- Allegiance: British Ceylon Ceylon
- Branch: Ceylon Defence Force, Ceylon Army
- Service years: 1940-1949, 1949-1962
- Rank: Colonel
- Service number: O/50006
- Unit: Ceylon Garrison Artillery, Ceylon Artillery
- Commands: Ceylon Volunteer Force, 1st Light Anti-Aircraft Regiment
- Conflicts: World War II

= Maurice de Mel =

Colonel Maurice Ann Gerard de Mel is a Ceylonese army officer. He served as Chief of Staff of the Ceylon Army and Commandant of the Ceylon Volunteer Force. He was one of the principals accused of the 1962 Ceylonese coup d'état attempt.

==Early life==
Born to a wealthy Roman Catholic family, he was educated at Saint Joseph's College, Colombo, where he excelled in athletics and cricket. He had five brothers, which included Royce de Mel, later a Rear Admiral and Captain of the Royal Ceylon Navy and Reverend Joseph de Mel, Vicar General, Archdiocese of Colombo and Rector of the National Seminary, Ampitiya.

==Military career==
Following the out break of World War II, de Mel joined the Ceylon Defense Force and was commissioned as a second lieutenant in the Ceylon Garrison Artillery. With the formation of the Ceylon Army in 1949, he was transferred to it with a regular commission as a Major in the 1st Heavy Anti-Aircraft Regiment of the Ceylon Artillery and in 1953 he was transferred to the 3rd Field Artillery Regiment when it was formed as the third artillery regiment and was promoted to lieutenant colonel. He attended the Staff College, Camberley. De Mel was appointed the commanding officer, 1st Light Anti-Aircraft Regiment as the 1st regiment was renamed in 1956. He was promoted to colonel, and appointed Chief of Staff of the army on 17 February 1956 and served till 13 November 1959. He was thereafter appointed Commandant of the Ceylon Volunteer Force. He had received the Defence Medal, the War Medal 1939–1945, and the Ceylon Armed Services Inauguration Medal.

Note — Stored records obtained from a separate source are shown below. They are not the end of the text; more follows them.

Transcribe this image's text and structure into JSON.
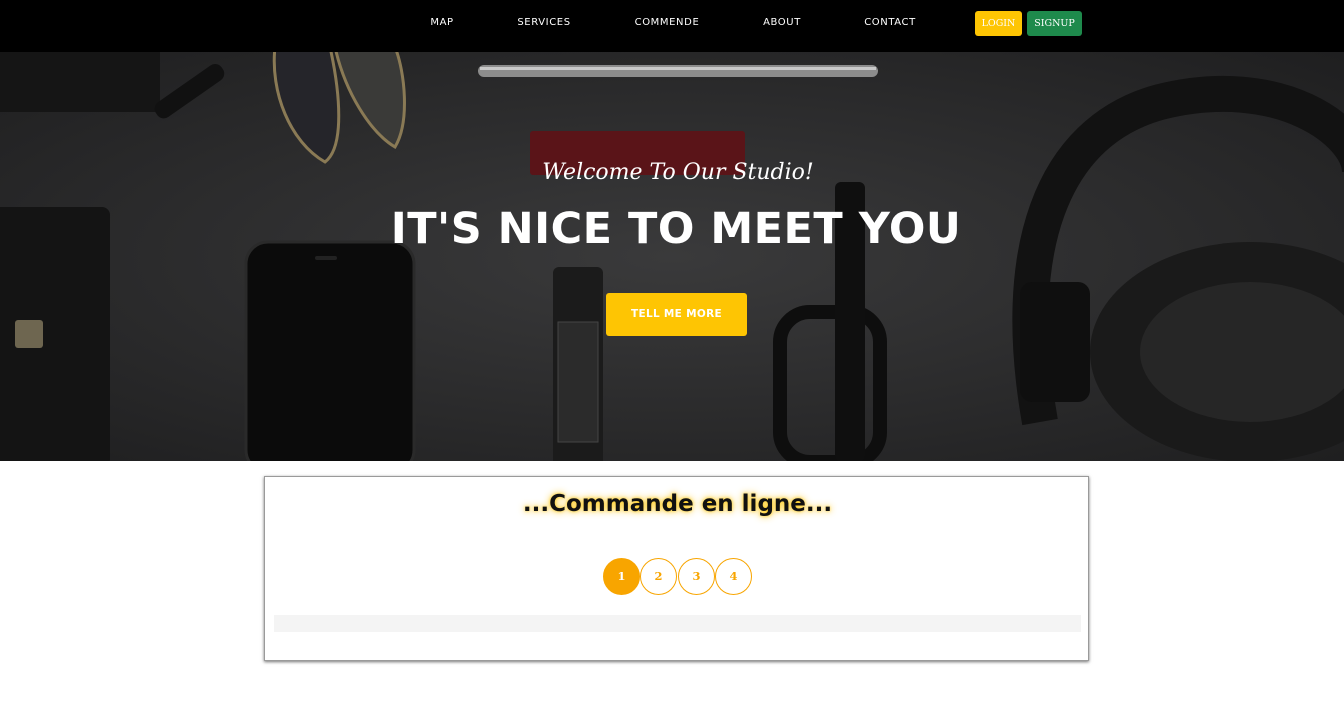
{
  "colors": {
    "accent": "#fec503",
    "signup": "#1e8a4c",
    "step_accent": "#f8a500",
    "navbar_bg": "#000000"
  },
  "navbar": {
    "links": [
      "MAP",
      "SERVICES",
      "COMMENDE",
      "ABOUT",
      "CONTACT"
    ],
    "login_label": "LOGIN",
    "signup_label": "SIGNUP"
  },
  "hero": {
    "subtitle": "Welcome To Our Studio!",
    "title": "IT'S NICE TO MEET YOU",
    "button_label": "TELL ME MORE"
  },
  "order": {
    "heading": "...Commande en ligne...",
    "steps": [
      "1",
      "2",
      "3",
      "4"
    ],
    "active_step": 1,
    "progress_fraction": 0
  }
}
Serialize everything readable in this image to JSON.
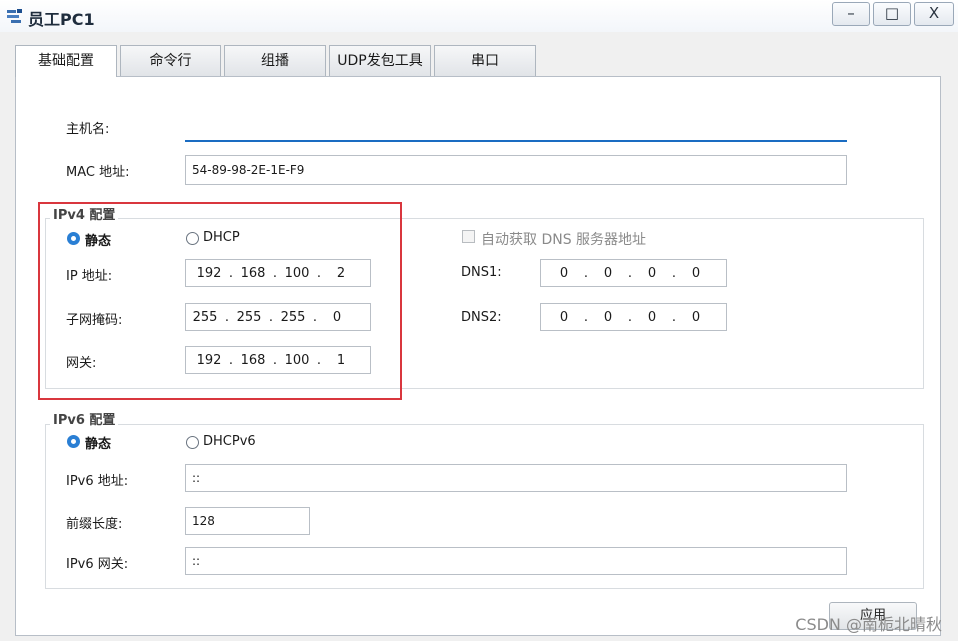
{
  "window": {
    "title": "员工PC1",
    "minimize_glyph": "–",
    "maximize_glyph": "□",
    "close_glyph": "X"
  },
  "tabs": [
    {
      "label": "基础配置",
      "active": true
    },
    {
      "label": "命令行",
      "active": false
    },
    {
      "label": "组播",
      "active": false
    },
    {
      "label": "UDP发包工具",
      "active": false
    },
    {
      "label": "串口",
      "active": false
    }
  ],
  "host": {
    "hostname_label": "主机名:",
    "hostname_value": "",
    "mac_label": "MAC 地址:",
    "mac_value": "54-89-98-2E-1E-F9"
  },
  "ipv4": {
    "group_title": "IPv4 配置",
    "static_label": "静态",
    "dhcp_label": "DHCP",
    "mode": "static",
    "ip_label": "IP 地址:",
    "ip": [
      "192",
      "168",
      "100",
      "2"
    ],
    "mask_label": "子网掩码:",
    "mask": [
      "255",
      "255",
      "255",
      "0"
    ],
    "gateway_label": "网关:",
    "gateway": [
      "192",
      "168",
      "100",
      "1"
    ],
    "auto_dns_label": "自动获取 DNS 服务器地址",
    "auto_dns_checked": false,
    "dns1_label": "DNS1:",
    "dns1": [
      "0",
      "0",
      "0",
      "0"
    ],
    "dns2_label": "DNS2:",
    "dns2": [
      "0",
      "0",
      "0",
      "0"
    ]
  },
  "ipv6": {
    "group_title": "IPv6 配置",
    "static_label": "静态",
    "dhcp_label": "DHCPv6",
    "mode": "static",
    "addr_label": "IPv6 地址:",
    "addr_value": "::",
    "prefix_label": "前缀长度:",
    "prefix_value": "128",
    "gateway_label": "IPv6 网关:",
    "gateway_value": "::"
  },
  "apply_label": "应用",
  "watermark": "CSDN @南栀北晴秋",
  "colors": {
    "highlight_box": "#d9363e",
    "focus_underline": "#1a6cc2",
    "radio_selected": "#2a7fd4"
  }
}
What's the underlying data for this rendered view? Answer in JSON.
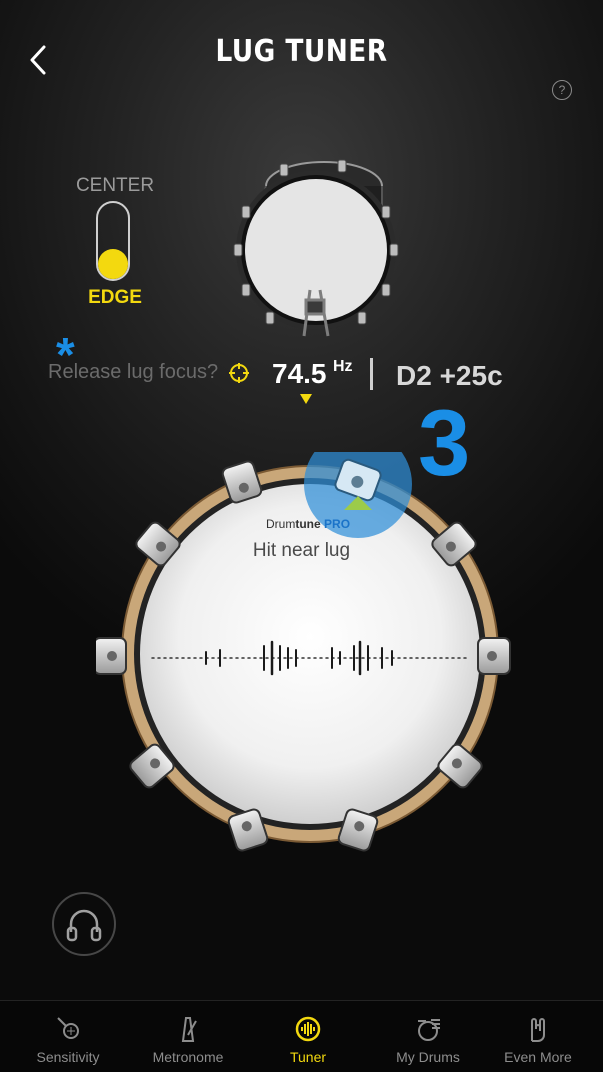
{
  "header": {
    "title": "LUG TUNER",
    "back_icon": "chevron-left-icon",
    "help_label": "?"
  },
  "focus_toggle": {
    "top_label": "CENTER",
    "bottom_label": "EDGE",
    "selected": "EDGE",
    "accent_color": "#f3d90f"
  },
  "readout": {
    "release_prompt": "Release lug focus?",
    "frequency": "74.5",
    "frequency_unit": "Hz",
    "note": "D2 +25c"
  },
  "annotations": {
    "asterisk": "*",
    "step_number": "3",
    "color": "#1a8ee6"
  },
  "drum": {
    "brand_prefix": "Drum",
    "brand_bold": "tune",
    "brand_pro": "PRO",
    "hint": "Hit near lug",
    "lug_count": 10
  },
  "tabs": [
    {
      "label": "Sensitivity",
      "icon": "microphone-icon",
      "active": false
    },
    {
      "label": "Metronome",
      "icon": "metronome-icon",
      "active": false
    },
    {
      "label": "Tuner",
      "icon": "tuner-icon",
      "active": true
    },
    {
      "label": "My Drums",
      "icon": "drum-kit-icon",
      "active": false
    },
    {
      "label": "Even More",
      "icon": "rock-hand-icon",
      "active": false
    }
  ]
}
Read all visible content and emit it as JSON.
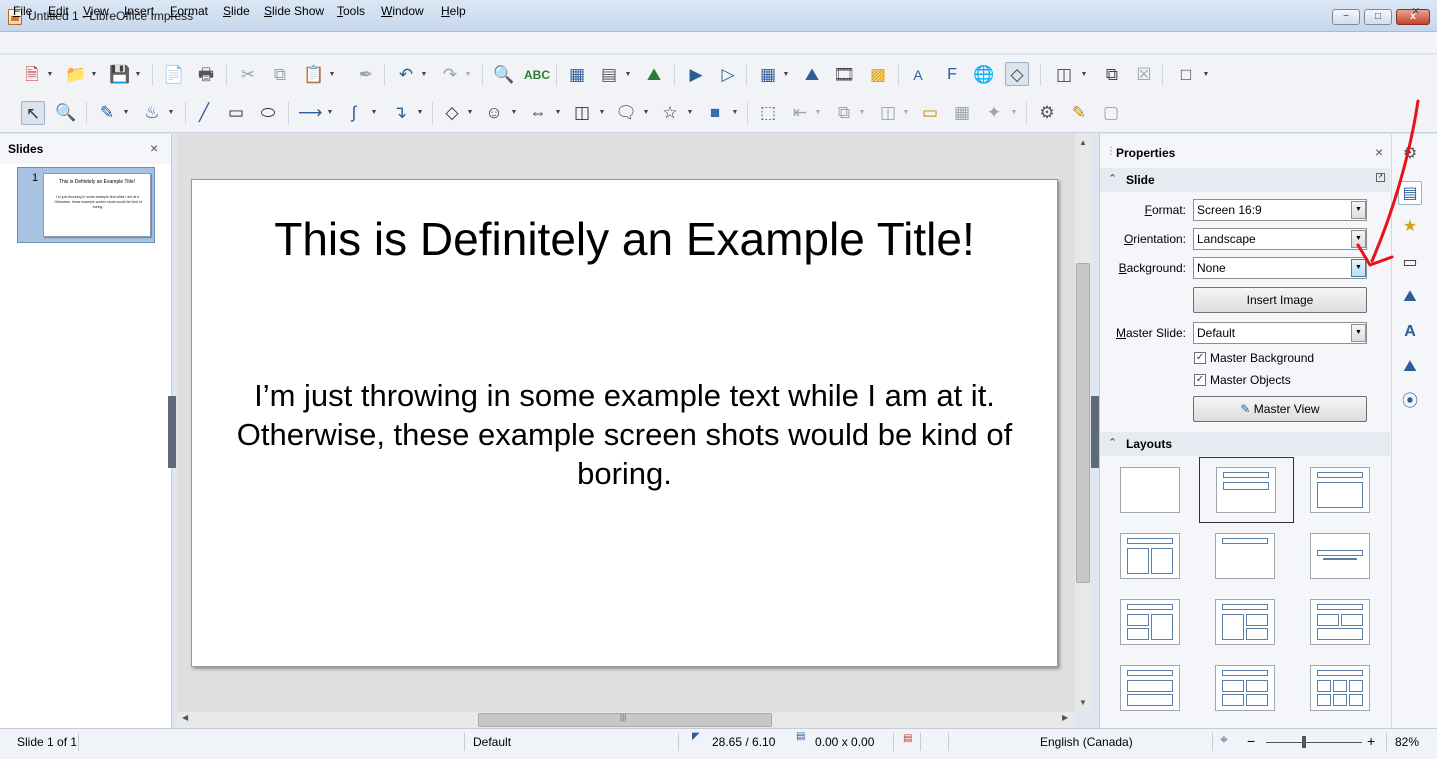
{
  "window": {
    "title": "Untitled 1 - LibreOffice Impress",
    "min_label": "−",
    "max_label": "□",
    "close_label": "x"
  },
  "menu": {
    "items": [
      "File",
      "Edit",
      "View",
      "Insert",
      "Format",
      "Slide",
      "Slide Show",
      "Tools",
      "Window",
      "Help"
    ],
    "doc_close": "×"
  },
  "slides_pane": {
    "title": "Slides",
    "close": "×",
    "thumbnail": {
      "number": "1",
      "title": "This is Definitely an Example Title!",
      "body": "I'm just throwing in some example text while I am at it. Otherwise, these example screen shots would be kind of boring."
    }
  },
  "slide": {
    "title": "This is Definitely an Example Title!",
    "body": "I’m just throwing in some example text while I am at it.  Otherwise, these example screen shots would be kind of boring."
  },
  "properties": {
    "title": "Properties",
    "close": "×",
    "slide_section": {
      "label": "Slide",
      "format_label": "Format:",
      "format_value": "Screen 16:9",
      "orientation_label": "Orientation:",
      "orientation_value": "Landscape",
      "background_label": "Background:",
      "background_value": "None",
      "insert_image": "Insert Image",
      "master_slide_label": "Master Slide:",
      "master_slide_value": "Default",
      "master_background_label": "Master Background",
      "master_background_checked": true,
      "master_objects_label": "Master Objects",
      "master_objects_checked": true,
      "master_view": "Master View"
    },
    "layouts_section": {
      "label": "Layouts",
      "selected_index": 1
    }
  },
  "statusbar": {
    "slide_info": "Slide 1 of 1",
    "master": "Default",
    "position": "28.65 / 6.10",
    "size": "0.00 x 0.00",
    "language": "English (Canada)",
    "zoom_minus": "−",
    "zoom_plus": "+",
    "zoom": "82%"
  },
  "annotation": {
    "arrow_color": "#e8121b"
  },
  "colors": {
    "accent": "#2d5c99",
    "selection": "#a8c3e2"
  }
}
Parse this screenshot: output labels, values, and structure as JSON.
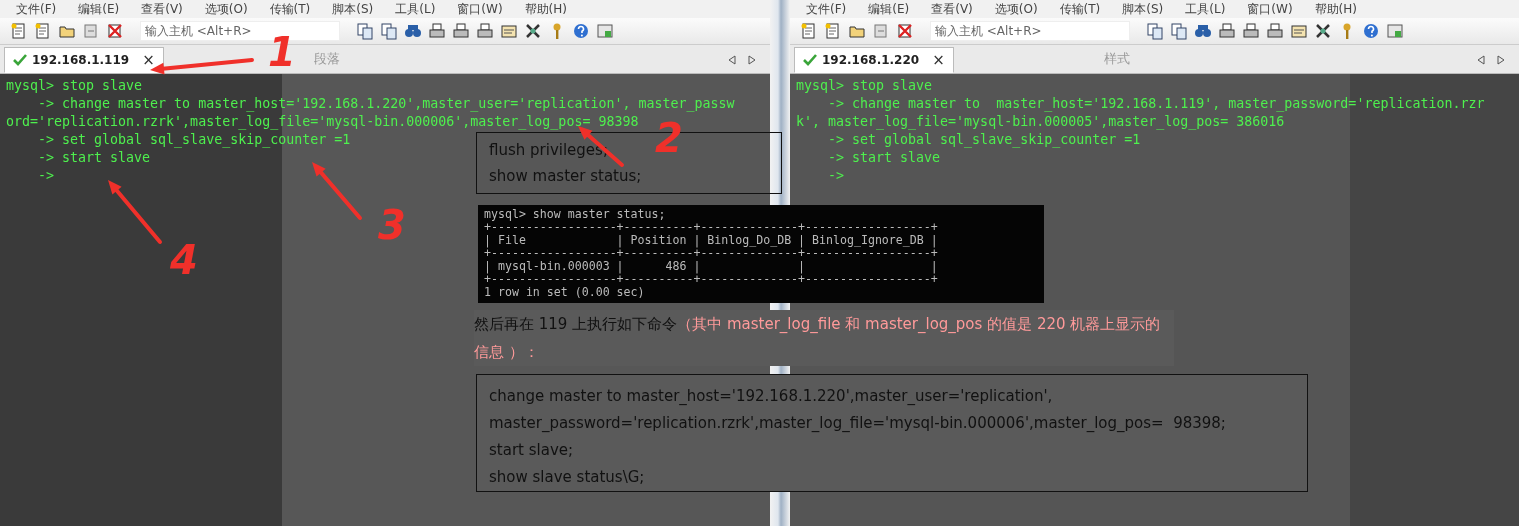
{
  "windows": [
    {
      "menu": [
        "文件(F)",
        "编辑(E)",
        "查看(V)",
        "选项(O)",
        "传输(T)",
        "脚本(S)",
        "工具(L)",
        "窗口(W)",
        "帮助(H)"
      ],
      "host_field": {
        "placeholder": "输入主机 <Alt+R>"
      },
      "tabs": [
        {
          "label": "192.168.1.119",
          "close": "×",
          "selected": true
        }
      ],
      "ribbon_label": "段落",
      "terminal": [
        "mysql> stop slave",
        "    -> change master to master_host='192.168.1.220',master_user='replication', master_passw",
        "ord='replication.rzrk',master_log_file='mysql-bin.000006',master_log_pos= 98398",
        "    -> set global sql_slave_skip_counter =1",
        "    -> start slave",
        "    ->"
      ]
    },
    {
      "menu": [
        "文件(F)",
        "编辑(E)",
        "查看(V)",
        "选项(O)",
        "传输(T)",
        "脚本(S)",
        "工具(L)",
        "窗口(W)",
        "帮助(H)"
      ],
      "host_field": {
        "placeholder": "输入主机 <Alt+R>"
      },
      "tabs": [
        {
          "label": "192.168.1.220",
          "close": "×",
          "selected": true
        }
      ],
      "ribbon_label": "样式",
      "terminal": [
        "mysql> stop slave",
        "    -> change master to  master_host='192.168.1.119', master_password='replication.rzr",
        "k', master_log_file='mysql-bin.000005',master_log_pos= 386016",
        "    -> set global sql_slave_skip_counter =1",
        "    -> start slave",
        "    ->"
      ]
    }
  ],
  "document": {
    "upper_box": [
      "flush privileges;",
      "show master status;"
    ],
    "status_screenshot": [
      "mysql> show master status;",
      "+------------------+----------+--------------+------------------+",
      "| File             | Position | Binlog_Do_DB | Binlog_Ignore_DB |",
      "+------------------+----------+--------------+------------------+",
      "| mysql-bin.000003 |      486 |              |                  |",
      "+------------------+----------+--------------+------------------+",
      "1 row in set (0.00 sec)"
    ],
    "sentence": [
      {
        "kind": "plain",
        "text": "然后再在 119 上执行如下命令"
      },
      {
        "kind": "note",
        "text": "（其中 master_log_file 和 master_log_pos 的值是 220 机器上显示的信息 ）："
      }
    ],
    "code_box": [
      "change master to master_host='192.168.1.220',master_user='replication',",
      "master_password='replication.rzrk',master_log_file='mysql-bin.000006',master_log_pos=  98398;",
      "start slave;",
      "show slave status\\G;"
    ]
  },
  "annotations": [
    "1",
    "2",
    "3",
    "4"
  ]
}
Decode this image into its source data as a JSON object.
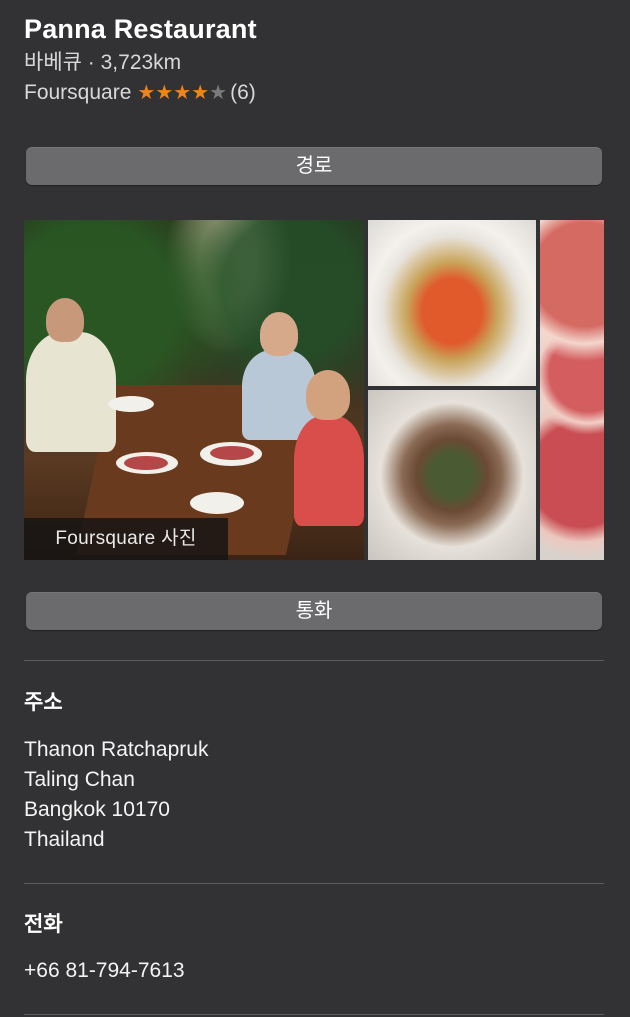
{
  "place": {
    "name": "Panna Restaurant",
    "subtitle": "바베큐 · 3,723km",
    "rating_source": "Foursquare",
    "rating_stars": 4,
    "rating_max": 5,
    "rating_count": "(6)"
  },
  "actions": {
    "directions_label": "경로",
    "call_label": "통화"
  },
  "gallery": {
    "caption": "Foursquare 사진"
  },
  "address": {
    "heading": "주소",
    "lines": [
      "Thanon Ratchapruk",
      "Taling Chan",
      "Bangkok 10170",
      "Thailand"
    ]
  },
  "phone": {
    "heading": "전화",
    "number": "+66 81-794-7613"
  },
  "colors": {
    "background": "#323234",
    "button": "#6b6b6d",
    "star_full": "#f0831a",
    "star_empty": "#7b7b7b"
  }
}
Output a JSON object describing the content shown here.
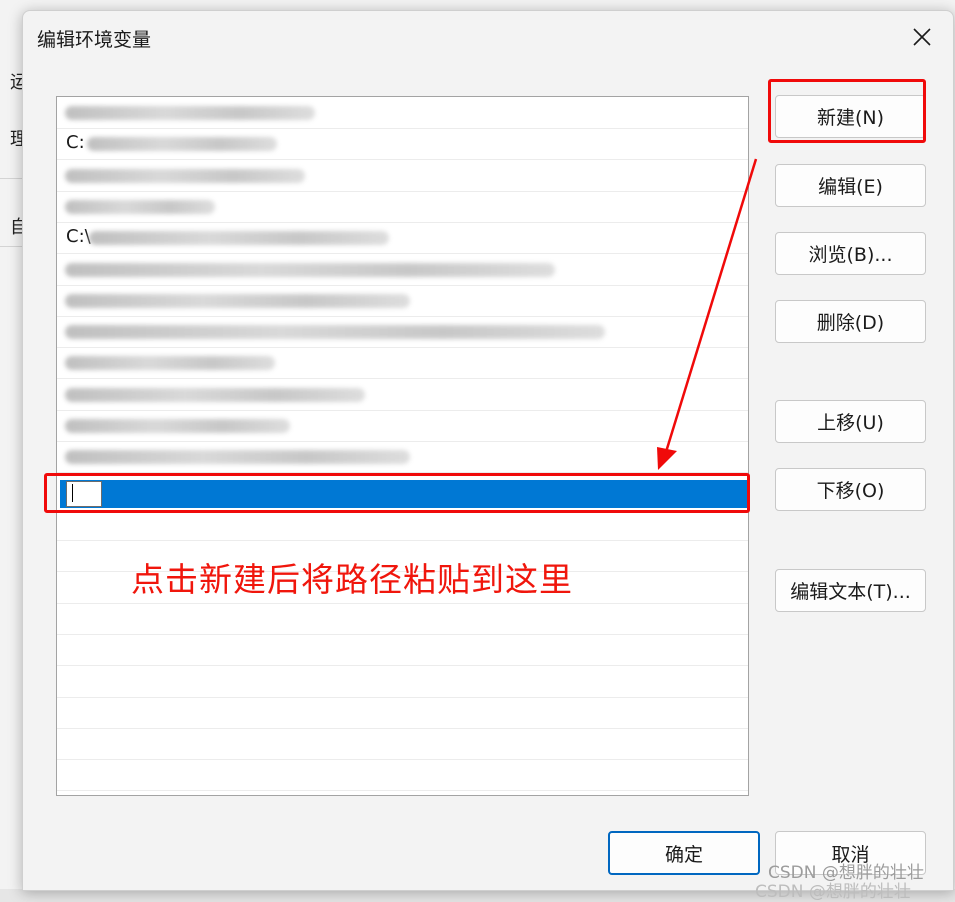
{
  "dialog": {
    "title": "编辑环境变量",
    "close_label": "关闭"
  },
  "background": {
    "fragments": [
      "运",
      "理",
      "自"
    ]
  },
  "path_list": {
    "rows": [
      {
        "prefix": ""
      },
      {
        "prefix": "C:"
      },
      {
        "prefix": ""
      },
      {
        "prefix": ""
      },
      {
        "prefix": "C:\\"
      },
      {
        "prefix": ""
      },
      {
        "prefix": ""
      },
      {
        "prefix": ""
      },
      {
        "prefix": ""
      },
      {
        "prefix": ""
      },
      {
        "prefix": ""
      },
      {
        "prefix": ""
      }
    ],
    "selected_row_value": "",
    "empty_rows": 10
  },
  "buttons": {
    "new": "新建(N)",
    "edit": "编辑(E)",
    "browse": "浏览(B)...",
    "delete": "删除(D)",
    "move_up": "上移(U)",
    "move_down": "下移(O)",
    "edit_text": "编辑文本(T)...",
    "ok": "确定",
    "cancel": "取消"
  },
  "annotation": {
    "text": "点击新建后将路径粘贴到这里",
    "color": "#f00a0a"
  },
  "watermark": {
    "text": "CSDN @想胖的壮壮"
  },
  "colors": {
    "selection": "#0078d4",
    "dialog_bg": "#f3f3f3",
    "ok_border": "#0067c0"
  }
}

==Attempted military coup==

On 29 January 1962, Colonel de Mel was arrested for plotting to topple the government of Prime Minister Sirimavo Bandaranaike and remanded, pending trial, in a special section of the Welikada Prison called the Magazine Section. In 1964, the trial at bar, found Royce De Mel along with eleven of the 24 accused guilty and sentenced then to ten years in jail and confiscation of property. However, on appeal to the Privy Council, it ruled in December 1965 holding Special Act of 1962 ultra vires of the Ceylon constitution and said that the Act had denied fair trial. According to the Privy Council the law had been specially enacted to convict the men, under trial they did not have the protections that they would have had under general criminal law. It acquitted all eleven.

==Family==
De Mel married Daisybelle Rodrigo, eldest daughter of Sir Philip Rodrigo and Lady Rodrigo. They had three children Srimali, Manilal and Ranjith.